Frechen/Kerpen – Mit Wehmut blickt Frank Viehofen, Teamleiter des Ausbildungszentrums HW Grefrath, auf seinen Kollegen Horst Zacharzewski. „Ich kann mir gar nicht vorstellen, dass er nicht mehr hier ist. Sein Wort hat Gewicht, die Azubis schätzen ihn. Wenn Horst den Jungs was sagt, wird das gemacht.
Und von den „Jungs“, die so respektvoll auf den Kollegen hören, gibt es viele: Mehr als 1400. Seit August 1984 hat Horst Zacharzewski etliche Jahrgänge von Auszubildenden betreut, durch alle Schwierigkeiten gelotst und auf dem beruflichen Werdegang begleitet. Nun feiert er selbst ein seltenes berufliches Ereignis: Am 31. Juli arbeitet er seit 50 Jahren bei RWE. Nur einem Monat nach seinem goldenen Dienstjubiläum scheidet er aus dem Berufsleben aus und geht in die wohlverdiente Rente.
Mit 14 Jahren als Dreher in Frechen-Grefrath angefangen
Begonnen hat alles am 1. August 1972: Mit gerade 14 Jahren startete Horst Zacharzewski bei den Rheinischen Braunkohlekraftwerken eine Lehre als Dreher in der Ausbildungsstätte Grefrath – genau dort, wo er später selber lehrend tätig werden sollte. „Wir mussten damals noch unsere Arbeitskleidung und Schuhe selber kaufen“, erinnert er sich mit Blick auf ein leicht verblichenes Foto, das ihn mit Kollegen zum Berufsstart zeigt, „heute wird alles gestellt.“
Zur Berufsauswahl stand für ihn damals auch noch eine Lehre als Dekorateur beim Kaufhof in Köln, aber er hatte damals „Manschetten vor der großen Stadt“ und entschied sich für Grefrath.

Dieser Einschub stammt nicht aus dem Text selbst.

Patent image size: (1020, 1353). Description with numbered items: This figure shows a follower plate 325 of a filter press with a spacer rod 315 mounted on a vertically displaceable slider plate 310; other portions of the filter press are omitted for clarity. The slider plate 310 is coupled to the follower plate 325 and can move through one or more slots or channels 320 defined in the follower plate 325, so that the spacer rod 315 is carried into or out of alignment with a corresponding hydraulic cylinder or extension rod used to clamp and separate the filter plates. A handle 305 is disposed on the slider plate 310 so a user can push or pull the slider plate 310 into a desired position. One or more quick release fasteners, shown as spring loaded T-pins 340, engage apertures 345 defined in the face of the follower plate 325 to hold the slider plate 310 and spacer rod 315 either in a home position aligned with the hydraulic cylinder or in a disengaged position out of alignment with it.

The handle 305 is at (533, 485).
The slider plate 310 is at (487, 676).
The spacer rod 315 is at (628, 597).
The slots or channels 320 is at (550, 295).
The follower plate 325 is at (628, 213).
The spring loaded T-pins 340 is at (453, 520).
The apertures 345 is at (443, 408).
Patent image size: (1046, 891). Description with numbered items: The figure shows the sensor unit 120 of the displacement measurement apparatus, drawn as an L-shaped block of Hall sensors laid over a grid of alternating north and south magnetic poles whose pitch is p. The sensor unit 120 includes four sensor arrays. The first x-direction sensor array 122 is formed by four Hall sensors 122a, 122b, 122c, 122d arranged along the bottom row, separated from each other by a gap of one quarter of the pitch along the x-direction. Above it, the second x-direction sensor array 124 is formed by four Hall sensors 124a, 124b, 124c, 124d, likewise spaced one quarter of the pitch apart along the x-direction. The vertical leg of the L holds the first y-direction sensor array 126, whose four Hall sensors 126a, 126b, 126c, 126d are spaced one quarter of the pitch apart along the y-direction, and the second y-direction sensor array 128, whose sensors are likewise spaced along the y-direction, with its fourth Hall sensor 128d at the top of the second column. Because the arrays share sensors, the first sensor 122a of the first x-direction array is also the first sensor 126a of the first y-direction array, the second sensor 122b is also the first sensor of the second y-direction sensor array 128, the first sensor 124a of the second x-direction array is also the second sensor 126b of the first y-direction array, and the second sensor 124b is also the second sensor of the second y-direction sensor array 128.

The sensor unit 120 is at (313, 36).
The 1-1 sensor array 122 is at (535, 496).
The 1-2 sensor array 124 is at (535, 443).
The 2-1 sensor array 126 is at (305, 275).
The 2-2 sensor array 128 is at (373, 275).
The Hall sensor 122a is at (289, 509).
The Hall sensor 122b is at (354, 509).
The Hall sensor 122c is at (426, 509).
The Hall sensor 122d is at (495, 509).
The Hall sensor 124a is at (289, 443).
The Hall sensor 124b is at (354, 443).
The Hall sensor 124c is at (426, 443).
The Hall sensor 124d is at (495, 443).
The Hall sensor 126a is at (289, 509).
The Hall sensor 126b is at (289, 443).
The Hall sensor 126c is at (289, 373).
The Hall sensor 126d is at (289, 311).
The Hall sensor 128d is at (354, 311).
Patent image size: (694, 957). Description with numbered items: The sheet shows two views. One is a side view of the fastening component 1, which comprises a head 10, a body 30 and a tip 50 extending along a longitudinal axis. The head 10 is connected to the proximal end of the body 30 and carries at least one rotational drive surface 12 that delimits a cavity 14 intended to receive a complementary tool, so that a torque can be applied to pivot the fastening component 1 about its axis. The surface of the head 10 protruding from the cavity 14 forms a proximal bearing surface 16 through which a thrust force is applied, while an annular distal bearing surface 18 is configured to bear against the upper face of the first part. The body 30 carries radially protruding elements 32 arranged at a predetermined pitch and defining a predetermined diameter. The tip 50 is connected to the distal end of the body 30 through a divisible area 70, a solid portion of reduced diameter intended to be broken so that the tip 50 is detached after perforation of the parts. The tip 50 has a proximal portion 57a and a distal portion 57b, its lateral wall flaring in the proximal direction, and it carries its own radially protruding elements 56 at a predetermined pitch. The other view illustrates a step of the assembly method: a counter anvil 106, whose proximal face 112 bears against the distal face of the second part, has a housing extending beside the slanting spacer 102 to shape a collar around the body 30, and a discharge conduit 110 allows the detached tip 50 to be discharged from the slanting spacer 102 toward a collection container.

Kerpener blieb RWE Jahrzehnte treu
Unzählige Stationen und Fachbereiche passierte Zacharzewski bei seinem Arbeitgeber, dem er die ganzen Jahre treu blieb. Weiterbildungen, neue Aufgaben und Verantwortungen sowie spannende Projekte brachten Abwechslung in sein Berufsleben. Gerade im Ausbildungsbereich erkennt er aber auch einen Wandel: „Die Auszubildenden sind heute älter und eckiger, da gibt es schon einmal Gegenwind. Die Disziplin ist eine andere geworden, heute muss man mehr schubsen und sich den Respekt erarbeiten.“
Dass sich sein Einsatz für die jungen Menschen lohnt, hat ihm besonders ein Ereignis gezeigt, das er „mit als schönstes Berufserlebnis“ betitelt: 2018 gab es für zwei seiner Auszubildenden zum Zerspanungsmechaniker, Arthur Rohrer und Georg Erlinghagen, eine IHK-Bestenehrung und eine Feier im Phantasialand – beide hatten ihren Abschluss „über Eins“ gemacht. „Da sieht man, die Arbeit hat sich gelohnt“, freut sich Zacharzewski noch heute. „Horst ist sich für nichts zu schade, auch offen für die Digitalisierung und immer für Neues engagiert“, lobt Viehofen, der sich für die Abschiedsfeier seines Kollegen noch etwas Besonderes ausdenken möchte.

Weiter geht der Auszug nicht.